Other sleep problems excluding insomnia were found in 29 patients (14.7% of patients with a sleep problem). For patients without insomnia, 13.8% had bedtime resistance, 7.9% had co-sleeping, 13.8% had restless sleep, 38% had snoring, 17.2% had OSA, 6.9% had daytime sleepiness, 0 patients had sleepwalking, 6.9% had seizures, 3.4% had bruxism and 34.5% had sleep difficulties not further specified.
For all patients with a sleep problem including ones with co-existing insomnia, 16.5% had bedtime resistance, 29.5% had co-sleeping, 33.5% had restless sleep, 43.5% had snoring, 20% had OSA, 26% had daytime sleepiness, 6.5% had parasomnias, 4% had seizures, 8% had bruxism and 5% had sleep difficulties not further specified. When comparing the existence of other sleep problems in patients with and without insomnia, a higher proportion of patients with insomnia had coexisting daytime sleepiness, restless sleep and co-sleeping. The highest prevalence of insomnia with co-sleeping was short sleep duration. The types of sleep problems with and without insomnia are compared in Figure 2.
Figure 2.
Co-occurring sleep problems in children with and without insomnia
Only 11% of patients were sleeping well. Four percent of patients had no mention of sleep in their electronic health record.

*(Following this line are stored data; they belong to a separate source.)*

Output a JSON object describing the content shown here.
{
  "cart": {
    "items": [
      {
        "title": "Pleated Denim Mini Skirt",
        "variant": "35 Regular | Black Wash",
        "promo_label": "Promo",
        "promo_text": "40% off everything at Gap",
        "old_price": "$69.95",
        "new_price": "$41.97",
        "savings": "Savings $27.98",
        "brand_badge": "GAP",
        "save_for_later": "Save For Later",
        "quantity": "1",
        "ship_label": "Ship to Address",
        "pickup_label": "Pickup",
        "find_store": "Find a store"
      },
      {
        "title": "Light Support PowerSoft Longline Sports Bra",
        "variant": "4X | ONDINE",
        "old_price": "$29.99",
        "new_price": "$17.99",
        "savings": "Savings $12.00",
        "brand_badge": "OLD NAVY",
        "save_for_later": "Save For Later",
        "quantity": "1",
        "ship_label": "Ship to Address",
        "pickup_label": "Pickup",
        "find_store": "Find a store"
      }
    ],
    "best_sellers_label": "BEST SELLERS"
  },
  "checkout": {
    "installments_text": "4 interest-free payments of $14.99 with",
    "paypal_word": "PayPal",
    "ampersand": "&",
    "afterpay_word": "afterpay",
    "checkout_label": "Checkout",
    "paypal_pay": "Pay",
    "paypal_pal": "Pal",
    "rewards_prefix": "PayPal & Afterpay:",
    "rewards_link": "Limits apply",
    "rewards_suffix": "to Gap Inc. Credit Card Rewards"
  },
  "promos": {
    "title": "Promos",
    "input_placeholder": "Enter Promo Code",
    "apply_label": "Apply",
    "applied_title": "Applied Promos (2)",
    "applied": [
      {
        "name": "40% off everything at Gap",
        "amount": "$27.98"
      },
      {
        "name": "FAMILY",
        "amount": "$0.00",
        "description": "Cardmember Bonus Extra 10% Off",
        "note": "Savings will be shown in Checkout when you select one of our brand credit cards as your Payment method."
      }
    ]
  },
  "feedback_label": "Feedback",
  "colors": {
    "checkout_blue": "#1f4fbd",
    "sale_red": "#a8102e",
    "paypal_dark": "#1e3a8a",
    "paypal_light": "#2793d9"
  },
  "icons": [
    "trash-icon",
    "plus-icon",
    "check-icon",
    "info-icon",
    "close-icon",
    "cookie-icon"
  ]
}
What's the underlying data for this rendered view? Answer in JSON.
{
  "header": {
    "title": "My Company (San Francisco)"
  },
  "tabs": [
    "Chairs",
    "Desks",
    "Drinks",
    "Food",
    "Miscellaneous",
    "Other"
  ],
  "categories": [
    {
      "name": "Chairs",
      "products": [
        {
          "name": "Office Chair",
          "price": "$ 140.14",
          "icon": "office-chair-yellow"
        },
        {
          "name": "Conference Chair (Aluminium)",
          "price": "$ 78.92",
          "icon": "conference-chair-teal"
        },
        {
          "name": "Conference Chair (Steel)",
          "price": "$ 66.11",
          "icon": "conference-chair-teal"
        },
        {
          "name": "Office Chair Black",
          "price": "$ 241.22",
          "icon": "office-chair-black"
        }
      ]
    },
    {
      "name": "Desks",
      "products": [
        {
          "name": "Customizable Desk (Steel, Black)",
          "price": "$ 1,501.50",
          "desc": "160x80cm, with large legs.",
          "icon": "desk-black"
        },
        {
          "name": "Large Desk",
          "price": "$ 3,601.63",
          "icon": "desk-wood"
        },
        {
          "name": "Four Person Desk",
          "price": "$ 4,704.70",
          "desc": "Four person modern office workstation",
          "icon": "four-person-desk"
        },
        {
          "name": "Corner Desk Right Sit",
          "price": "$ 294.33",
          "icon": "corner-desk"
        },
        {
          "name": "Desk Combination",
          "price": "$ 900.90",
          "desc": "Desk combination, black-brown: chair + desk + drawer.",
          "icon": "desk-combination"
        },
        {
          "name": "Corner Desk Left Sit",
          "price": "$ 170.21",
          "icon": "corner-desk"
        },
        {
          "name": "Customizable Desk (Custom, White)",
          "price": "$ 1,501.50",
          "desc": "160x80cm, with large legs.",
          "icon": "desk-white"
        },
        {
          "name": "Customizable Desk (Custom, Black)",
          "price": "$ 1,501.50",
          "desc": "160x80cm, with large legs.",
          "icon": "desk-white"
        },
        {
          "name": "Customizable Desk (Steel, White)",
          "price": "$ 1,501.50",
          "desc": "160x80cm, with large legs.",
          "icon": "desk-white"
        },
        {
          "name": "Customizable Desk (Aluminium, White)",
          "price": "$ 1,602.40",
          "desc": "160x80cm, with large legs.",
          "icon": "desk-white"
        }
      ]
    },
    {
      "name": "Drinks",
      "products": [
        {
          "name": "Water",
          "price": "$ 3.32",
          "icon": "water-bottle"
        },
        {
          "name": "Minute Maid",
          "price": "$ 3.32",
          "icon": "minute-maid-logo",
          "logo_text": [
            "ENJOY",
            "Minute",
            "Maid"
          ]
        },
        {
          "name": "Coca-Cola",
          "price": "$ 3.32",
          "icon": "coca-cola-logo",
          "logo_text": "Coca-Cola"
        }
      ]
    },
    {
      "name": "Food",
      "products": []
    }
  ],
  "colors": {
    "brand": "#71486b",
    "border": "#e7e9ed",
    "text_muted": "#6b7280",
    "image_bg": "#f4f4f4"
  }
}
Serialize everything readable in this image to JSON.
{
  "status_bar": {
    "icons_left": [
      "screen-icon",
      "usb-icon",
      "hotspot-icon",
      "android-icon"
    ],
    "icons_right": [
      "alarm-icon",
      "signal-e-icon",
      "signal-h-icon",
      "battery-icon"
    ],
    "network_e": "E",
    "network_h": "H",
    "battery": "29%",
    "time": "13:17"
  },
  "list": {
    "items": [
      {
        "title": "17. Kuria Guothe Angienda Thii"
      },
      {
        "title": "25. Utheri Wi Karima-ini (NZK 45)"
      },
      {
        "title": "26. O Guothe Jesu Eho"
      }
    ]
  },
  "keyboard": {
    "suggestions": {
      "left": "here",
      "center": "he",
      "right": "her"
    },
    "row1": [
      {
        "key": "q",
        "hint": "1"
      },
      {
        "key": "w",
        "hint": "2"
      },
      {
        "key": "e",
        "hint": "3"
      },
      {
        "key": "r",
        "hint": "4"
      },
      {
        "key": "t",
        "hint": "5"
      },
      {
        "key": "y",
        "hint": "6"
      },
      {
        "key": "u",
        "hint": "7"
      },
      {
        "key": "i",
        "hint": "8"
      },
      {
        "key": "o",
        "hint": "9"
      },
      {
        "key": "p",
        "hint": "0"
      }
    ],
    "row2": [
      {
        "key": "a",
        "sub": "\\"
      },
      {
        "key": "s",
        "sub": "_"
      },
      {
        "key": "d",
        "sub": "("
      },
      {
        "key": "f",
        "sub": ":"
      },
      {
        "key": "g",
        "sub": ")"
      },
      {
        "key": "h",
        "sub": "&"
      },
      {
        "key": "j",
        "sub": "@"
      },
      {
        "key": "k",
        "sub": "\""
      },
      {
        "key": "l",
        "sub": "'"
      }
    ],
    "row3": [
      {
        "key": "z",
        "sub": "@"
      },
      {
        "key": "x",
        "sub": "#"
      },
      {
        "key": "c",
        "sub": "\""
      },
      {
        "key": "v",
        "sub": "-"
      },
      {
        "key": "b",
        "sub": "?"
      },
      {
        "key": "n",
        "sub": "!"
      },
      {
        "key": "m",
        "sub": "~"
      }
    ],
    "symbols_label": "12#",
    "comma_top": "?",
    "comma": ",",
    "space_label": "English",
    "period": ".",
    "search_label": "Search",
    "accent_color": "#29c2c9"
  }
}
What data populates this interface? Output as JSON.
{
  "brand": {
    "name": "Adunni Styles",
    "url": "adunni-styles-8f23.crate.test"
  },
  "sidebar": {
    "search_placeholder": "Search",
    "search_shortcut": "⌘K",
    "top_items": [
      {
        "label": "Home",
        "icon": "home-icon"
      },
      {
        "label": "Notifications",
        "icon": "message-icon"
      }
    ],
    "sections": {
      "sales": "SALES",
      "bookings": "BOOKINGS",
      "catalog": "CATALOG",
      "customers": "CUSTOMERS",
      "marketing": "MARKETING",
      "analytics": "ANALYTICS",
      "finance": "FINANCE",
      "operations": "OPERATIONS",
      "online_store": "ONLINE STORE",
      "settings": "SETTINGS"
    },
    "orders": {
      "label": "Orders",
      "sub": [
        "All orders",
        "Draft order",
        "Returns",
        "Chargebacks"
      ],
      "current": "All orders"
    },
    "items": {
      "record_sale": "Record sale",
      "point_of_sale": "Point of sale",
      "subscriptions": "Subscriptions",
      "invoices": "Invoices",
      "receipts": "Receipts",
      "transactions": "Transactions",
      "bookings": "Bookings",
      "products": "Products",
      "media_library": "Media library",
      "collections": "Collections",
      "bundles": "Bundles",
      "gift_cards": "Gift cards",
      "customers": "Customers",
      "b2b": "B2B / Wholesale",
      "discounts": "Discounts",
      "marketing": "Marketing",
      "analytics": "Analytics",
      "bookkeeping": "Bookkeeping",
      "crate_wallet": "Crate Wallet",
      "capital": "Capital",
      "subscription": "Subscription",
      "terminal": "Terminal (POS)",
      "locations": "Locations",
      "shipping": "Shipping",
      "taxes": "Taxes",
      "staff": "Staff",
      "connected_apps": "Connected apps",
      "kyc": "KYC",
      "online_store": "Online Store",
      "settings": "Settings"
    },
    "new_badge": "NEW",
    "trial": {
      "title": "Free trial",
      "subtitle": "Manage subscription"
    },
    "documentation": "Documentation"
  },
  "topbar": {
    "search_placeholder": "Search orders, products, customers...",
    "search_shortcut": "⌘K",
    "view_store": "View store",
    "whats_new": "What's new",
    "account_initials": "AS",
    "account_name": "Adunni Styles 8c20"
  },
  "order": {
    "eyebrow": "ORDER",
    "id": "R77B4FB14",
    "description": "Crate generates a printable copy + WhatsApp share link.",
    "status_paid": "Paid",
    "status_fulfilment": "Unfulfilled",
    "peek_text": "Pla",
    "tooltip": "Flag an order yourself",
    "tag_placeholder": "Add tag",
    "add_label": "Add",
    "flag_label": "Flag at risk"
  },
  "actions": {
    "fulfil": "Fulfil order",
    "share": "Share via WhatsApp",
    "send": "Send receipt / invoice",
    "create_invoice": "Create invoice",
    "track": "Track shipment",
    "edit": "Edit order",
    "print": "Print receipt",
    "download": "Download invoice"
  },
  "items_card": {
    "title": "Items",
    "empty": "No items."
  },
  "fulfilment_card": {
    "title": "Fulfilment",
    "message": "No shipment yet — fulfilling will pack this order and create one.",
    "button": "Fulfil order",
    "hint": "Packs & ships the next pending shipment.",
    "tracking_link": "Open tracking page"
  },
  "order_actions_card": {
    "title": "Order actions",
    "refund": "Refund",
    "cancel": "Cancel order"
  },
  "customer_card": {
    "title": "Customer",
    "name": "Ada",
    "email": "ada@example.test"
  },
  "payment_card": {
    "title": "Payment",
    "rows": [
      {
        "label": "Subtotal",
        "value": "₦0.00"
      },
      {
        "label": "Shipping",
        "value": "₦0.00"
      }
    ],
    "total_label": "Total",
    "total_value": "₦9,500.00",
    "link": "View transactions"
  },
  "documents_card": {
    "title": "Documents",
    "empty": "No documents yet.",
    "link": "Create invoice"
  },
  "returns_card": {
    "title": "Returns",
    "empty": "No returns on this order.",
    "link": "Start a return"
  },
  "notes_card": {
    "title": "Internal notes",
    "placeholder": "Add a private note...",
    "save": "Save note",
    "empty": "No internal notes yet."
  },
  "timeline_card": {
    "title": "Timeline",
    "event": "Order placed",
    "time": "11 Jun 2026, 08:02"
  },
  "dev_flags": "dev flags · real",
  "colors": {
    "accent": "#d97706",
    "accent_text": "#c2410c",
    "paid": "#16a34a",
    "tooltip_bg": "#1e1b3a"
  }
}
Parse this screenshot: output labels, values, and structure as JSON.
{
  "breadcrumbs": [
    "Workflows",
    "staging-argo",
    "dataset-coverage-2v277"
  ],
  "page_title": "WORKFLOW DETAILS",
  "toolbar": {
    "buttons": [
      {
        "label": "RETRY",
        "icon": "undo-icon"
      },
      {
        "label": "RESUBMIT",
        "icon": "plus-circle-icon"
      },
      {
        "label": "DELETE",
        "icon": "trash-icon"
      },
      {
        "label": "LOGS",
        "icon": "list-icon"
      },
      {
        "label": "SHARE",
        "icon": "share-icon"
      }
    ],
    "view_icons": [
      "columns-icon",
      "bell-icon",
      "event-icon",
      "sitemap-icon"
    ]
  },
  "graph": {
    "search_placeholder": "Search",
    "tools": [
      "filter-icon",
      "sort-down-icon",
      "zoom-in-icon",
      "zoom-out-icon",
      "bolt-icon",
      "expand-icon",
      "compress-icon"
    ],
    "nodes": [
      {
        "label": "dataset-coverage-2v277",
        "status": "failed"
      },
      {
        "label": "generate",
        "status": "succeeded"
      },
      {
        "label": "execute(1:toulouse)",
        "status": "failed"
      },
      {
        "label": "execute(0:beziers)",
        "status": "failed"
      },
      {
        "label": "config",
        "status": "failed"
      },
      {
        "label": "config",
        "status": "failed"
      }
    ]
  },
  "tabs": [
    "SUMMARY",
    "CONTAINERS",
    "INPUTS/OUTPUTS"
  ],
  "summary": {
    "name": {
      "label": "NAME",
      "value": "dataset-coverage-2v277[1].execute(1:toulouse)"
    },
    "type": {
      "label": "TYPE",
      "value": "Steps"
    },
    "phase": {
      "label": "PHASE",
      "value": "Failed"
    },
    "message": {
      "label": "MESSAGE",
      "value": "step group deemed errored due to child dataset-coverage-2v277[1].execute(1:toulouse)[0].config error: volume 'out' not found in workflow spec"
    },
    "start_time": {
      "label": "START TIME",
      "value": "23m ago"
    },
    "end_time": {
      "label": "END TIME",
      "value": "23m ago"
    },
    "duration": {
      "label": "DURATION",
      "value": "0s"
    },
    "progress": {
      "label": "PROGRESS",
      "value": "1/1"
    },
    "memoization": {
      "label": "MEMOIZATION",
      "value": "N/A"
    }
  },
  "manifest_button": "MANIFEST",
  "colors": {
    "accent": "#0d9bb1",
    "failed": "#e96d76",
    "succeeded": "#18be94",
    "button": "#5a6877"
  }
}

In terms of treatments for disordered sleep, 138 patients (69%) received a medication for sleep. By far the most common medication for sleep was melatonin with 92% of the patients who received a medication getting melatonin. Behavioral treatments were documented as being used in 101 patients (50.5%). Eighty patients (40%) of patients with sleep problems received both a sleep medication and behavioral treatment. A treatment for a co-occurring medical condition that had the side effect of helping with sleep was documented in 45 patients (23%). Finally, 59 patients (30%) had no documented treatment for their sleep problem.
3.3. Response to Supplemental Melatonin
Of the patient charts that had a documented response to melatonin, the largest percentage at 67% had some benefit to its initiation with either resolution of sleep problems (n=15, 18.1%) or sleep problems partially improved (n=41, 49.4%). Twenty-seven patients (32.5%) were documented to have no response to initiation of melatonin. Finally, 44 (35%) of the 127 patients with sleep problems and documented treatment with melatonin had no documentation in the chart on the response of melatonin. These patients commonly had melatonin on their medication list but no mention of taking the medication in their medical record.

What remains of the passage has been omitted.